Case Law Update


Until fairly recently it has been a standard condition of a break clause that the tenant needs to provide vacant possession on the break date. Following extensive litigation concerning validity of breaks and vacant possession solicitors acting for tenants have been pushing back on such a condition and instead requiring a condition of ‘returning the property free of occupation’. Some solicitors acting for landlords are still refusing to accept this, particularly where they can rely on heads of terms which state vacant possession is a break condition. However, the case of Riverside Park demonstrates why it is vital for tenants to avoid a vacant possession condition.

This case concerned a lease granted for a 10 year term in 2008 with a right to break at year 5 which was conditional upon giving 6 months’ notice and vacant possession on the break date. At the same time the lease was granted the tenant was granted a licence to carry out works, which included erecting partitioning. The tenant left the works in place when it vacated and the Court was asked to determine:

1. Were the works tenant fixtures or chattels?
2. If the works were chattels, did the fact they remained at the break date mean that vacant possession hadn’t been given?
3. If they were tenant fixtures, did they have to be removed to provide vacant possession?

Whether an item is a chattel is fact specific and, in this case, the Court held that the partitions were chattels because they were standard demountable partitions.

As the partitions were chattels, did the fact they remained mean that vacant possession hadn’t been given i.e. did they form an impediment which substantially interfered with or prevented the landlord’s possession of the property. The Court held, on the facts that they did substantially interfere with possession, which given the extent of the partitioning was probably not a surprise, but it does serve as a stark warning to tenants.

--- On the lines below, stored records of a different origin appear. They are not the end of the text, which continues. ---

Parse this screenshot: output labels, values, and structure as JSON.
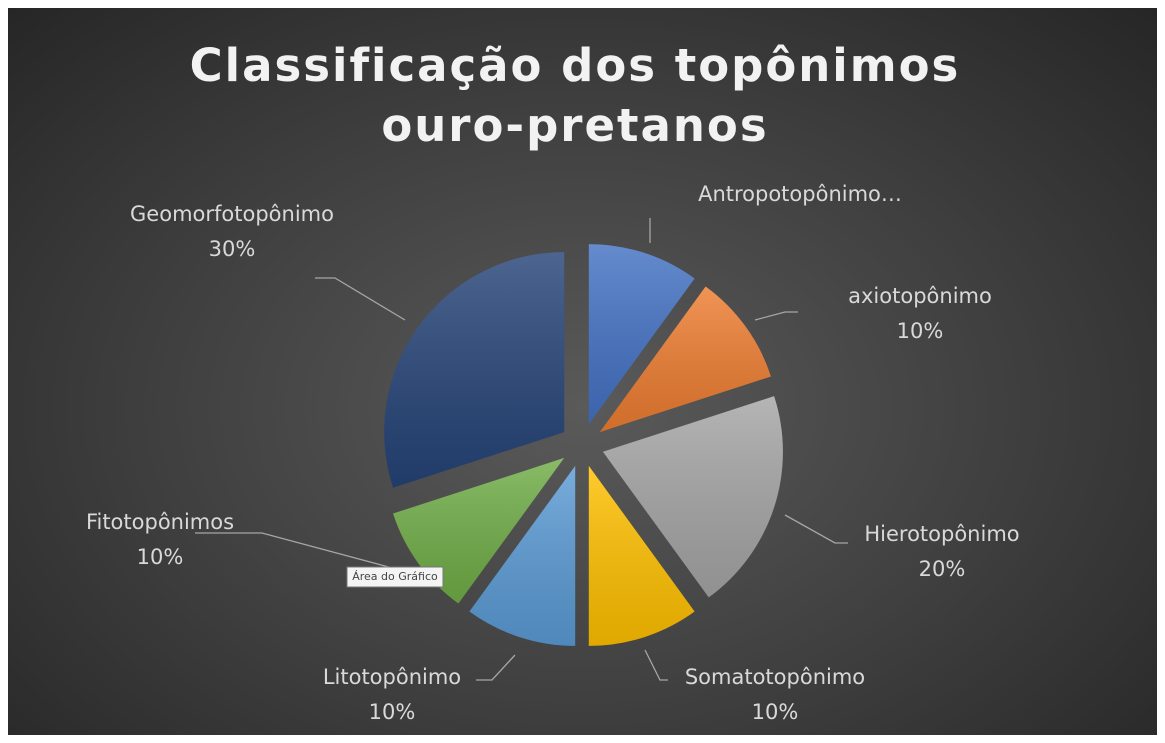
{
  "chart_data": {
    "type": "pie",
    "title": "Classificação dos topônimos ouro-pretanos",
    "categories": [
      "Antropotopônimo…",
      "axiotopônimo",
      "Hierotopônimo",
      "Somatotopônimo",
      "Litotopônimo",
      "Fitotopônimos",
      "Geomorfotopônimo"
    ],
    "values": [
      10,
      10,
      20,
      10,
      10,
      10,
      30
    ],
    "value_labels": [
      null,
      "10%",
      "20%",
      "10%",
      "10%",
      "10%",
      "30%"
    ],
    "colors": [
      "#4472c4",
      "#ed7d31",
      "#a5a5a5",
      "#ffc000",
      "#5b9bd5",
      "#70ad47",
      "#264478"
    ],
    "exploded": true,
    "tooltip": "Área do Gráfico"
  }
}
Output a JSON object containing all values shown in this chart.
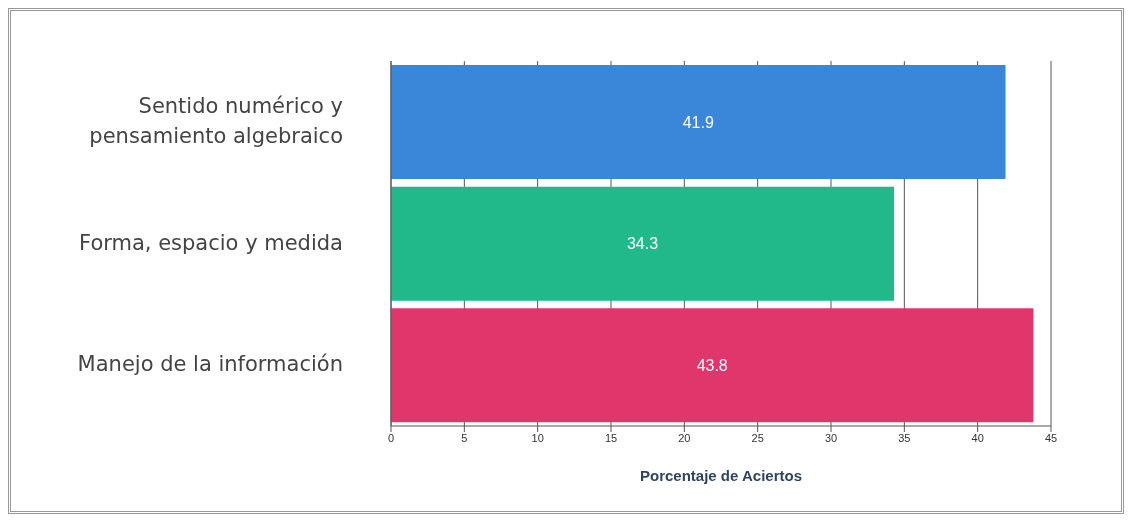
{
  "chart_data": {
    "type": "bar",
    "orientation": "horizontal",
    "xlabel": "Porcentaje de Aciertos",
    "categories": [
      "Sentido numérico y pensamiento algebraico",
      "Forma, espacio y medida",
      "Manejo de la información"
    ],
    "values": [
      41.9,
      34.3,
      43.8
    ],
    "colors": [
      "#3a87d9",
      "#22b98a",
      "#e0366c"
    ],
    "xlim": [
      0,
      45
    ],
    "xticks": [
      0,
      5,
      10,
      15,
      20,
      25,
      30,
      35,
      40,
      45
    ],
    "grid": "x",
    "data_labels": true
  }
}
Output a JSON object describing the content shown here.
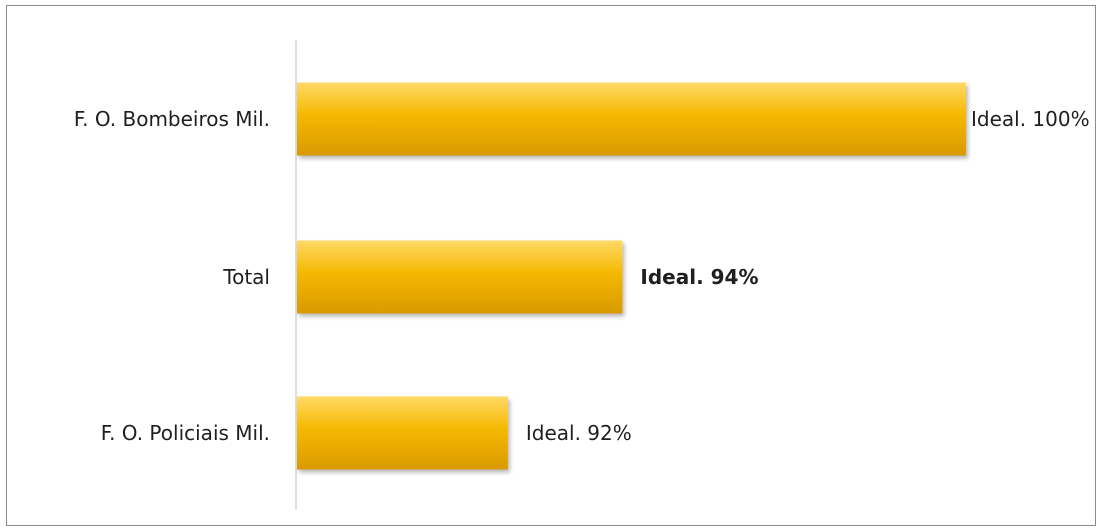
{
  "chart_data": {
    "type": "bar",
    "orientation": "horizontal",
    "categories": [
      "F. O. Bombeiros Mil.",
      "Total",
      "F. O. Policiais Mil."
    ],
    "values": [
      100,
      94,
      92
    ],
    "data_labels": [
      "Ideal. 100%",
      "Ideal. 94%",
      "Ideal. 92%"
    ],
    "bold_labels": [
      false,
      true,
      false
    ],
    "xlim": [
      88.3,
      100
    ],
    "title": "",
    "xlabel": "",
    "ylabel": "",
    "grid": false,
    "legend": "none",
    "colors": {
      "bar_top": "#ffd966",
      "bar_mid": "#f5b800",
      "bar_bottom": "#d99a00",
      "axis": "#c8c8c8",
      "frame": "#8a8a8a"
    }
  }
}
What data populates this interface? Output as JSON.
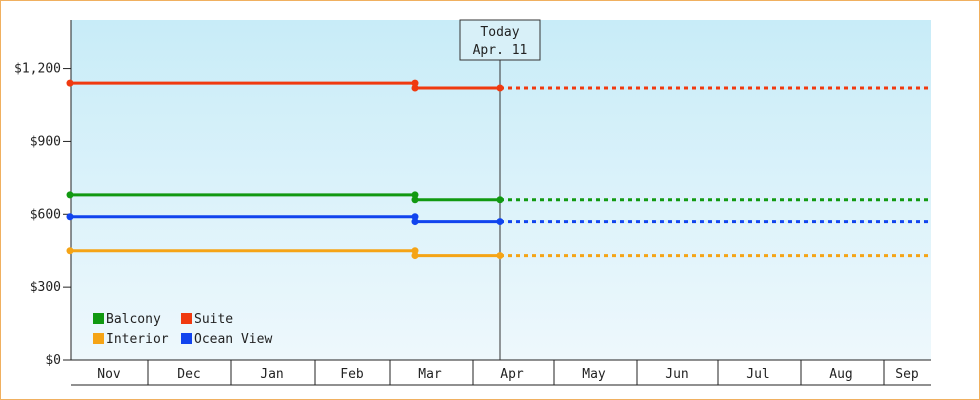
{
  "chart_data": {
    "type": "line",
    "y_ticks": [
      "$0",
      "$300",
      "$600",
      "$900",
      "$1,200"
    ],
    "y_tick_values": [
      0,
      300,
      600,
      900,
      1200
    ],
    "ylim": [
      0,
      1400
    ],
    "x_months": [
      "Nov",
      "Dec",
      "Jan",
      "Feb",
      "Mar",
      "Apr",
      "May",
      "Jun",
      "Jul",
      "Aug",
      "Sep"
    ],
    "grid": false,
    "legend_position": "bottom-left",
    "today": {
      "line1": "Today",
      "line2": "Apr. 11"
    },
    "colors": {
      "plot_bg_top": "#c8ecf8",
      "plot_bg_bottom": "#eef8fc",
      "frame": "#f0b060"
    },
    "series": [
      {
        "name": "Suite",
        "color": "#f03a10",
        "history": [
          {
            "x": "Nov",
            "y": 1140
          },
          {
            "x": "Mar",
            "y": 1140
          },
          {
            "x": "Mar",
            "y": 1120
          },
          {
            "x": "Apr. 11",
            "y": 1120
          }
        ],
        "projected": [
          {
            "x": "Apr. 11",
            "y": 1120
          },
          {
            "x": "Sep",
            "y": 1120
          }
        ]
      },
      {
        "name": "Balcony",
        "color": "#119911",
        "history": [
          {
            "x": "Nov",
            "y": 680
          },
          {
            "x": "Mar",
            "y": 680
          },
          {
            "x": "Mar",
            "y": 660
          },
          {
            "x": "Apr. 11",
            "y": 660
          }
        ],
        "projected": [
          {
            "x": "Apr. 11",
            "y": 660
          },
          {
            "x": "Sep",
            "y": 660
          }
        ]
      },
      {
        "name": "Ocean View",
        "color": "#1144ee",
        "history": [
          {
            "x": "Nov",
            "y": 590
          },
          {
            "x": "Mar",
            "y": 590
          },
          {
            "x": "Mar",
            "y": 570
          },
          {
            "x": "Apr. 11",
            "y": 570
          }
        ],
        "projected": [
          {
            "x": "Apr. 11",
            "y": 570
          },
          {
            "x": "Sep",
            "y": 570
          }
        ]
      },
      {
        "name": "Interior",
        "color": "#f5a416",
        "history": [
          {
            "x": "Nov",
            "y": 450
          },
          {
            "x": "Mar",
            "y": 450
          },
          {
            "x": "Mar",
            "y": 430
          },
          {
            "x": "Apr. 11",
            "y": 430
          }
        ],
        "projected": [
          {
            "x": "Apr. 11",
            "y": 430
          },
          {
            "x": "Sep",
            "y": 430
          }
        ]
      }
    ],
    "legend": [
      {
        "label": "Balcony",
        "color": "#119911"
      },
      {
        "label": "Suite",
        "color": "#f03a10"
      },
      {
        "label": "Interior",
        "color": "#f5a416"
      },
      {
        "label": "Ocean View",
        "color": "#1144ee"
      }
    ]
  }
}
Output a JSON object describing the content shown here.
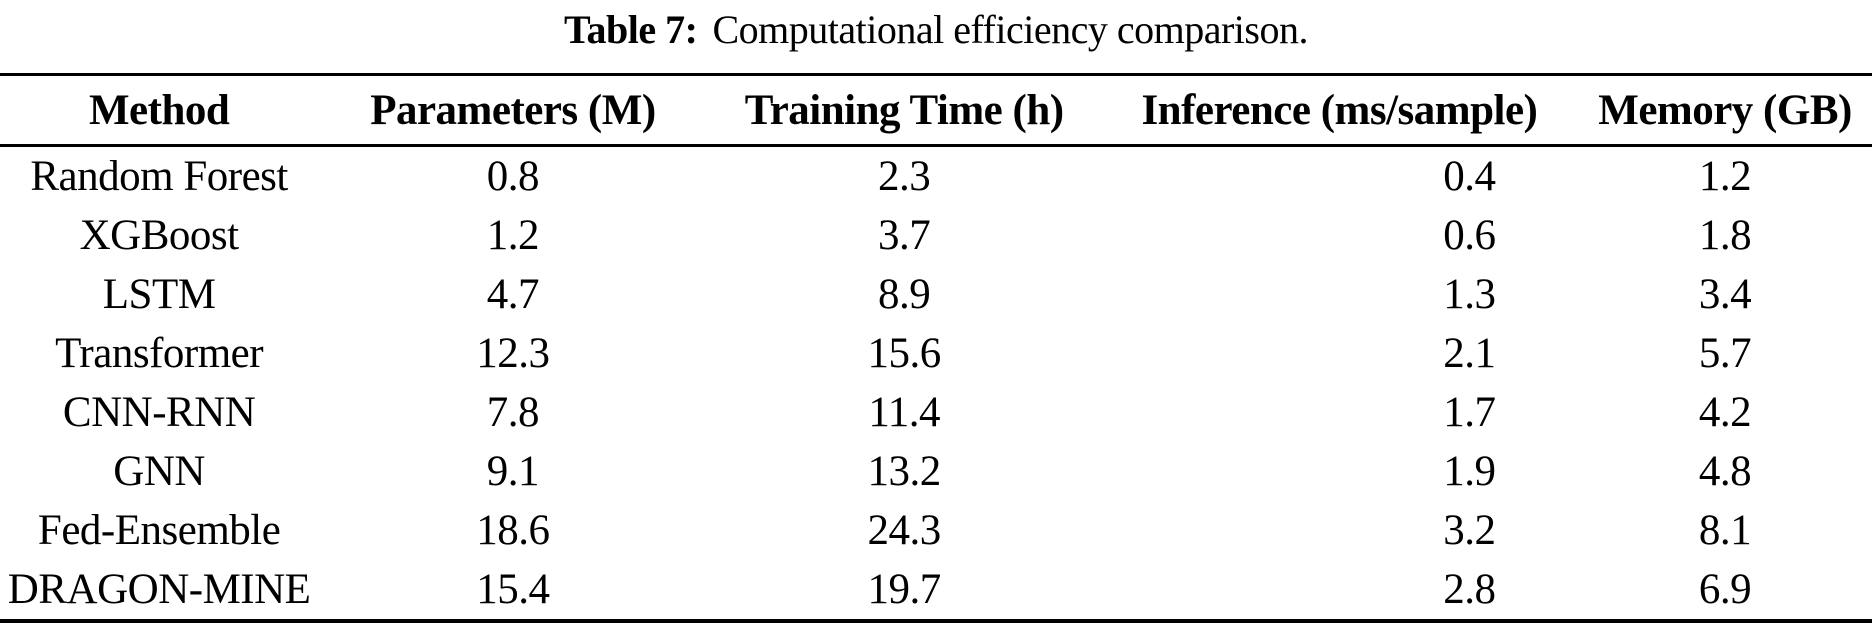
{
  "page": {
    "background_color": "#ffffff",
    "text_color": "#000000"
  },
  "table": {
    "caption": {
      "label": "Table 7:",
      "text": "Computational efficiency comparison."
    },
    "columns": [
      "Method",
      "Parameters (M)",
      "Training Time (h)",
      "Inference (ms/sample)",
      "Memory (GB)"
    ],
    "rows": [
      [
        "Random Forest",
        "0.8",
        "2.3",
        "0.4",
        "1.2"
      ],
      [
        "XGBoost",
        "1.2",
        "3.7",
        "0.6",
        "1.8"
      ],
      [
        "LSTM",
        "4.7",
        "8.9",
        "1.3",
        "3.4"
      ],
      [
        "Transformer",
        "12.3",
        "15.6",
        "2.1",
        "5.7"
      ],
      [
        "CNN-RNN",
        "7.8",
        "11.4",
        "1.7",
        "4.2"
      ],
      [
        "GNN",
        "9.1",
        "13.2",
        "1.9",
        "4.8"
      ],
      [
        "Fed-Ensemble",
        "18.6",
        "24.3",
        "3.2",
        "8.1"
      ],
      [
        "DRAGON-MINE",
        "15.4",
        "19.7",
        "2.8",
        "6.9"
      ]
    ]
  }
}
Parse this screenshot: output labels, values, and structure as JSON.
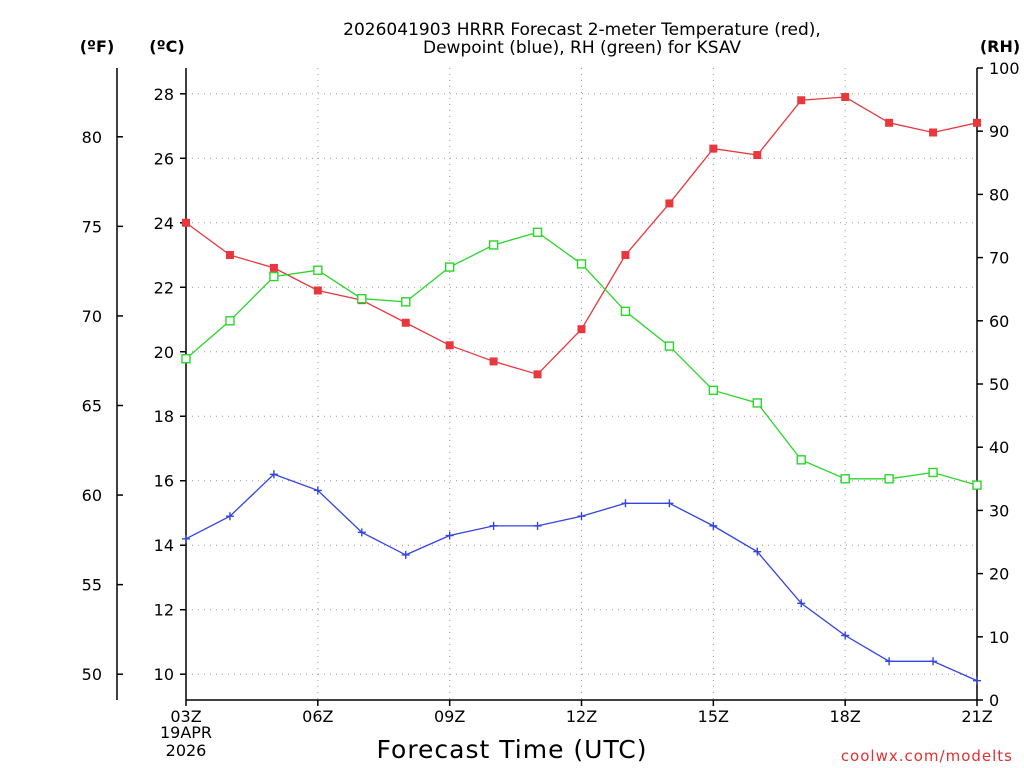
{
  "chart_data": {
    "type": "line",
    "title_line1": "2026041903 HRRR Forecast 2-meter Temperature (red),",
    "title_line2": "Dewpoint (blue), RH (green) for KSAV",
    "xlabel": "Forecast Time (UTC)",
    "x_ticks": [
      "03Z",
      "06Z",
      "09Z",
      "12Z",
      "15Z",
      "18Z",
      "21Z"
    ],
    "x_date_line1": "19APR",
    "x_date_line2": "2026",
    "hours": [
      3,
      4,
      5,
      6,
      7,
      8,
      9,
      10,
      11,
      12,
      13,
      14,
      15,
      16,
      17,
      18,
      19,
      20,
      21
    ],
    "xlim": [
      3,
      21
    ],
    "unit_f": "(ºF)",
    "unit_c": "(ºC)",
    "unit_rh": "(RH)",
    "ylim_c": [
      9.2,
      28.8
    ],
    "ylim_rh": [
      0,
      100
    ],
    "c_ticks": [
      "10",
      "12",
      "14",
      "16",
      "18",
      "20",
      "22",
      "24",
      "26",
      "28"
    ],
    "f_ticks": [
      "50",
      "55",
      "60",
      "65",
      "70",
      "75",
      "80"
    ],
    "rh_ticks": [
      "0",
      "10",
      "20",
      "30",
      "40",
      "50",
      "60",
      "70",
      "80",
      "90",
      "100"
    ],
    "series": [
      {
        "name": "Temperature",
        "color": "#e8373d",
        "marker": "filled-square",
        "axis": "celsius",
        "values": [
          24.0,
          23.0,
          22.6,
          21.9,
          21.6,
          20.9,
          20.2,
          19.7,
          19.3,
          20.7,
          23.0,
          24.6,
          26.3,
          26.1,
          27.8,
          27.9,
          27.1,
          26.8,
          27.1
        ]
      },
      {
        "name": "Dewpoint",
        "color": "#3344e0",
        "marker": "plus",
        "axis": "celsius",
        "values": [
          14.2,
          14.9,
          16.2,
          15.7,
          14.4,
          13.7,
          14.3,
          14.6,
          14.6,
          14.9,
          15.3,
          15.3,
          14.6,
          13.8,
          12.2,
          11.2,
          10.4,
          10.4,
          9.8
        ]
      },
      {
        "name": "Relative Humidity",
        "color": "#2bd52b",
        "marker": "open-square",
        "axis": "rh",
        "values": [
          54,
          60,
          67,
          68,
          63.5,
          63,
          68.5,
          72,
          74,
          69,
          61.5,
          56,
          49,
          47,
          38,
          35,
          35,
          36,
          34
        ]
      }
    ],
    "credit": "coolwx.com/modelts"
  }
}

Although it was not relevant because the partitioning was found to be a chattel, the Court did consider the position if the works had in fact been tenant fixtures. The tenant argued that the works became part of the premises and as the lease and licence only required it to remove the works if requested by the landlord it would not need to remove the partitioning to afford vacant possession on the break date unless there had been such a request (which there wasn’t).

The Court held that the partitioning did not form part of the premises and, in fact, the licence ceased to have effect because the tenant had not complied with all of its conditions (including to carry out the works in accordance with the specification and obtaining insurer consent). As the licence ceased to have effect, the tenant was obliged to remove the works in any event.

Whilst the decision may seem harsh, we are all aware that break clauses are construed very strictly and this is another reminder to all those acting for tenants be it in negotiating the lease or the heads of terms that breaks can become virtually impossible to exercise without dispute if the conditions leave room for legal argument.